RE: Dropping nav-* properties?

Hi,

In my knowledge, nav-* property is useful for the contents for supporting remote
controller and TV screen.

The pros is content author can write the behaviour in straightforward manner
by assigning destination element. It is quite easy rather than making focus
navigation by JS.

However if we will make responsible design application, as Glenn's mentioned, 
we need to prepare a set of nav-* properties.
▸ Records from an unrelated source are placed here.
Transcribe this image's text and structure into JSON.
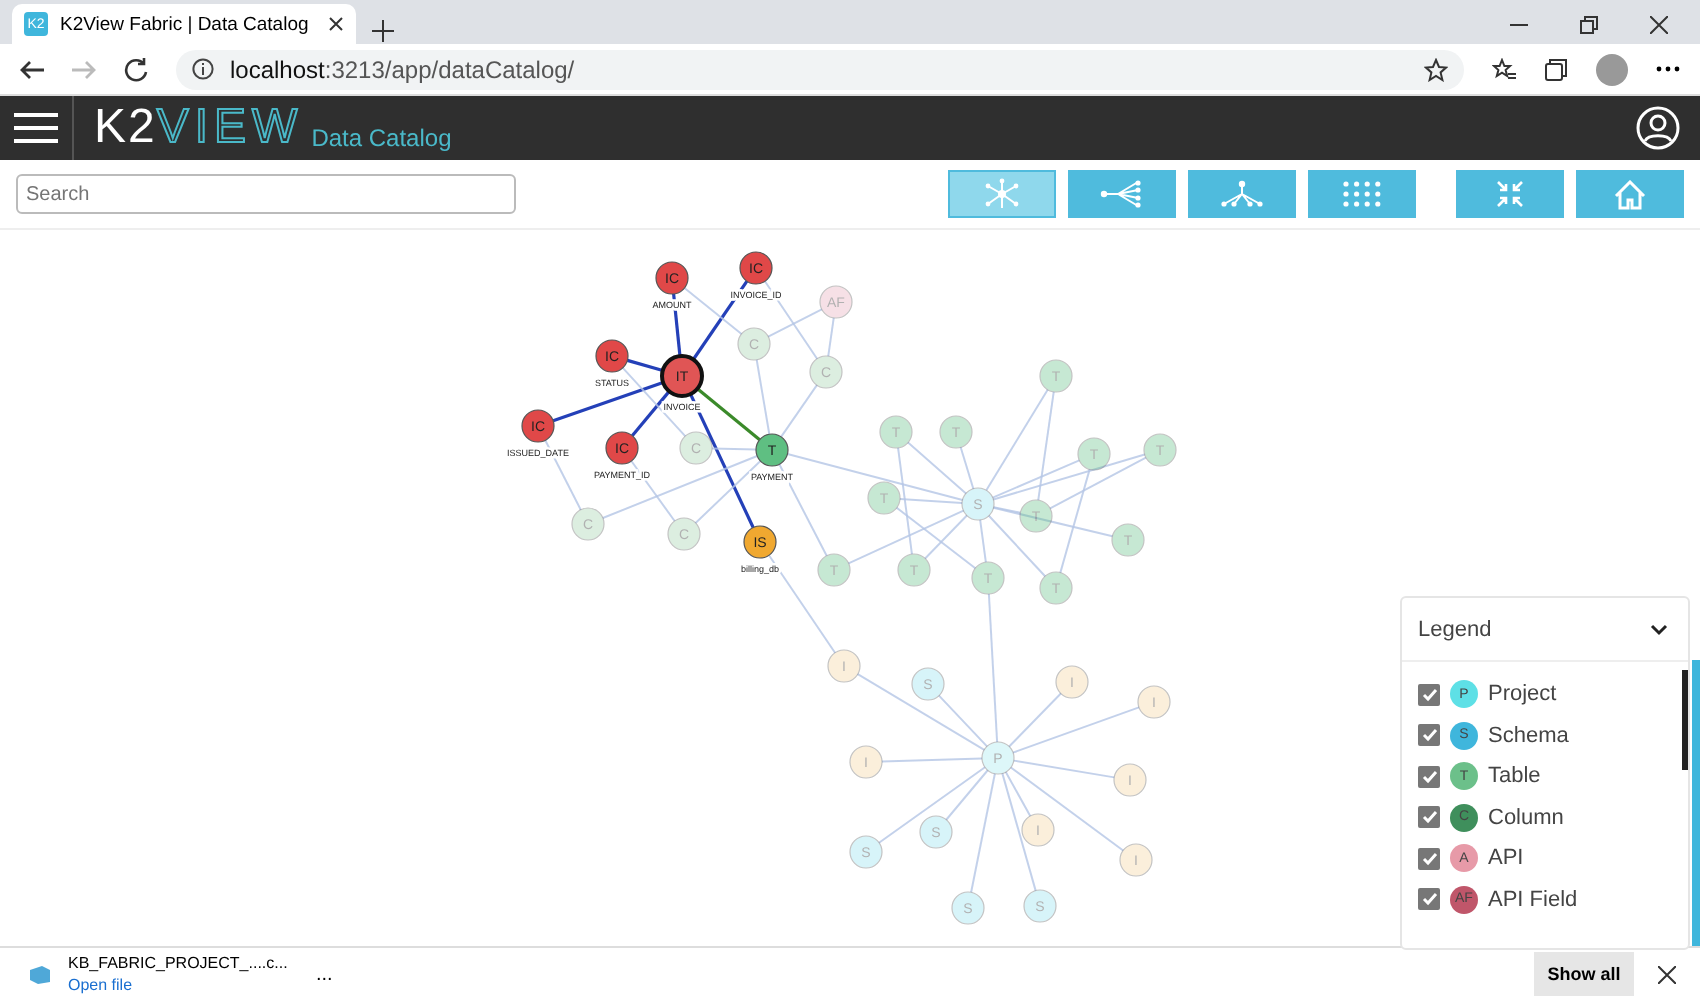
{
  "browser": {
    "tab": {
      "favicon": "K2",
      "title": "K2View Fabric | Data Catalog"
    },
    "url_host": "localhost",
    "url_path": ":3213/app/dataCatalog/"
  },
  "header": {
    "logo_main": "K2",
    "logo_accent": "VIEW",
    "subtitle": "Data Catalog"
  },
  "search": {
    "placeholder": "Search"
  },
  "view_buttons": [
    {
      "kind": "star",
      "selected": true
    },
    {
      "kind": "tree-left",
      "selected": false
    },
    {
      "kind": "tree-down",
      "selected": false
    },
    {
      "kind": "grid",
      "selected": false
    }
  ],
  "graph": {
    "nodes": [
      {
        "letter": "IC",
        "label": "AMOUNT",
        "kind": "invoice-column",
        "highlighted": true
      },
      {
        "letter": "IC",
        "label": "INVOICE_ID",
        "kind": "invoice-column",
        "highlighted": true
      },
      {
        "letter": "AF",
        "kind": "api-field",
        "highlighted": false
      },
      {
        "letter": "IC",
        "label": "STATUS",
        "kind": "invoice-column",
        "highlighted": true
      },
      {
        "letter": "IT",
        "label": "INVOICE",
        "kind": "invoice-table",
        "highlighted": true
      },
      {
        "letter": "C",
        "kind": "column",
        "highlighted": false
      },
      {
        "letter": "C",
        "kind": "column",
        "highlighted": false
      },
      {
        "letter": "T",
        "kind": "table",
        "highlighted": false
      },
      {
        "letter": "IC",
        "label": "ISSUED_DATE",
        "kind": "invoice-column",
        "highlighted": true
      },
      {
        "letter": "T",
        "kind": "table",
        "highlighted": false
      },
      {
        "letter": "T",
        "kind": "table",
        "highlighted": false
      },
      {
        "letter": "IC",
        "label": "PAYMENT_ID",
        "kind": "invoice-column",
        "highlighted": true
      },
      {
        "letter": "C",
        "kind": "column",
        "highlighted": false
      },
      {
        "letter": "T",
        "label": "PAYMENT",
        "kind": "table",
        "highlighted": true
      },
      {
        "letter": "T",
        "kind": "table",
        "highlighted": false
      },
      {
        "letter": "T",
        "kind": "table",
        "highlighted": false
      },
      {
        "letter": "C",
        "kind": "column",
        "highlighted": false
      },
      {
        "letter": "C",
        "kind": "column",
        "highlighted": false
      },
      {
        "letter": "IS",
        "label": "billing_db",
        "kind": "invoice-schema",
        "highlighted": true
      },
      {
        "letter": "T",
        "kind": "table",
        "highlighted": false
      },
      {
        "letter": "S",
        "kind": "schema",
        "highlighted": false
      },
      {
        "letter": "T",
        "kind": "table",
        "highlighted": false
      },
      {
        "letter": "T",
        "kind": "table",
        "highlighted": false
      },
      {
        "letter": "T",
        "kind": "table",
        "highlighted": false
      },
      {
        "letter": "T",
        "kind": "table",
        "highlighted": false
      },
      {
        "letter": "T",
        "kind": "table",
        "highlighted": false
      },
      {
        "letter": "T",
        "kind": "table",
        "highlighted": false
      },
      {
        "letter": "I",
        "kind": "interface",
        "highlighted": false
      },
      {
        "letter": "S",
        "kind": "schema",
        "highlighted": false
      },
      {
        "letter": "I",
        "kind": "interface",
        "highlighted": false
      },
      {
        "letter": "I",
        "kind": "interface",
        "highlighted": false
      },
      {
        "letter": "I",
        "kind": "interface",
        "highlighted": false
      },
      {
        "letter": "P",
        "kind": "project",
        "highlighted": false
      },
      {
        "letter": "I",
        "kind": "interface",
        "highlighted": false
      },
      {
        "letter": "S",
        "kind": "schema",
        "highlighted": false
      },
      {
        "letter": "I",
        "kind": "interface",
        "highlighted": false
      },
      {
        "letter": "S",
        "kind": "schema",
        "highlighted": false
      },
      {
        "letter": "I",
        "kind": "interface",
        "highlighted": false
      },
      {
        "letter": "S",
        "kind": "schema",
        "highlighted": false
      },
      {
        "letter": "S",
        "kind": "schema",
        "highlighted": false
      }
    ]
  },
  "legend": {
    "title": "Legend",
    "items": [
      {
        "letter": "P",
        "label": "Project",
        "checked": true,
        "color": "#5ee0e6"
      },
      {
        "letter": "S",
        "label": "Schema",
        "checked": true,
        "color": "#3fb6dc"
      },
      {
        "letter": "T",
        "label": "Table",
        "checked": true,
        "color": "#6cc08a"
      },
      {
        "letter": "C",
        "label": "Column",
        "checked": true,
        "color": "#3f8f5c"
      },
      {
        "letter": "A",
        "label": "API",
        "checked": true,
        "color": "#e79aa8"
      },
      {
        "letter": "AF",
        "label": "API Field",
        "checked": true,
        "color": "#c0566a"
      }
    ]
  },
  "download": {
    "file": "KB_FABRIC_PROJECT_....c...",
    "action": "Open file",
    "more": "...",
    "show_all": "Show all"
  }
}
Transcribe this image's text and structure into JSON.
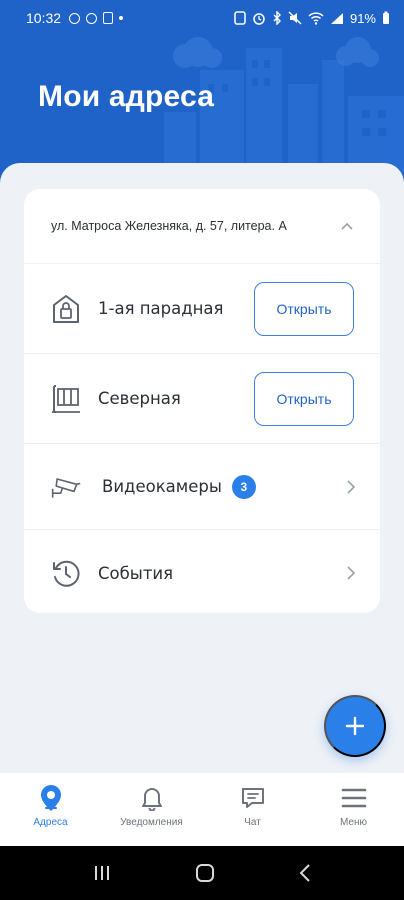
{
  "status_bar": {
    "time": "10:32",
    "battery": "91%"
  },
  "header": {
    "title": "Мои адреса"
  },
  "address": {
    "text": "ул. Матроса Железняка, д. 57, литера. А"
  },
  "doors": [
    {
      "label": "1-ая парадная",
      "icon": "entrance-lock-icon",
      "button_label": "Открыть"
    },
    {
      "label": "Северная",
      "icon": "gate-icon",
      "button_label": "Открыть"
    }
  ],
  "cameras": {
    "label": "Видеокамеры",
    "count": "3",
    "icon": "cctv-camera-icon"
  },
  "events": {
    "label": "События",
    "icon": "history-clock-icon"
  },
  "fab": {
    "icon": "plus-icon"
  },
  "bottom_nav": {
    "items": [
      {
        "label": "Адреса",
        "icon": "location-pin-icon",
        "active": true
      },
      {
        "label": "Уведомления",
        "icon": "bell-icon",
        "active": false
      },
      {
        "label": "Чат",
        "icon": "chat-icon",
        "active": false
      },
      {
        "label": "Меню",
        "icon": "hamburger-menu-icon",
        "active": false
      }
    ]
  },
  "colors": {
    "primary": "#1f63c9",
    "accent": "#2a7fe8",
    "background": "#eef1f6",
    "text": "#2b2f36",
    "muted": "#6d737c"
  }
}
Dynamical preparation is best, but
it could be discrete in some case.

I believe there are benefits to the nav-* prop for content author for some case,
but not be essential since it can be done by using JavaScript.

Rgs,
-- Yoshiharu

-----------
Yoshiharu Dewa
Standard Technology Development Department
Information Technology Development Division
R&D platform
Sony Corporation

> -----Original Message-----
> From: Henrik Andersson [mailto:henke@henke37.cjb.net]
> Sent: Thursday, June 13, 2013 6:23 AM
> To: Vickers, Mark; Giuseppe Pascale
> Cc: www-style@w3.org; public-web-and-tv@w3.org
> Subject: Re: Dropping nav-* properties?
> 
> Vickers, Mark skriver:
> > Giuseppe,
> >
> > We do, of course, absolutely require up, down, left right keys in TV and
> set-top box Web applications to support TV remotes. Regarding these specific
> CSS APIs:
> >
> > - What do the nav-* properties bring that cannot be done in other ways
> (HTML, JavaScript, DOM Event APIs, etc.)?
> >
> 
> CSS can reposition elements on the viewport. It would be very inconvenient
> to attempt to mark the navigation data elsewhere, since it would at minimum
> have to ask where css put the content.
> 
> It also risks making things complicated if media queries were employed to
> select different layouts depending on uhm, media conditions.
> 
> 
> TL;DR: Navigation depends on visual layout. CSS controls visual layout.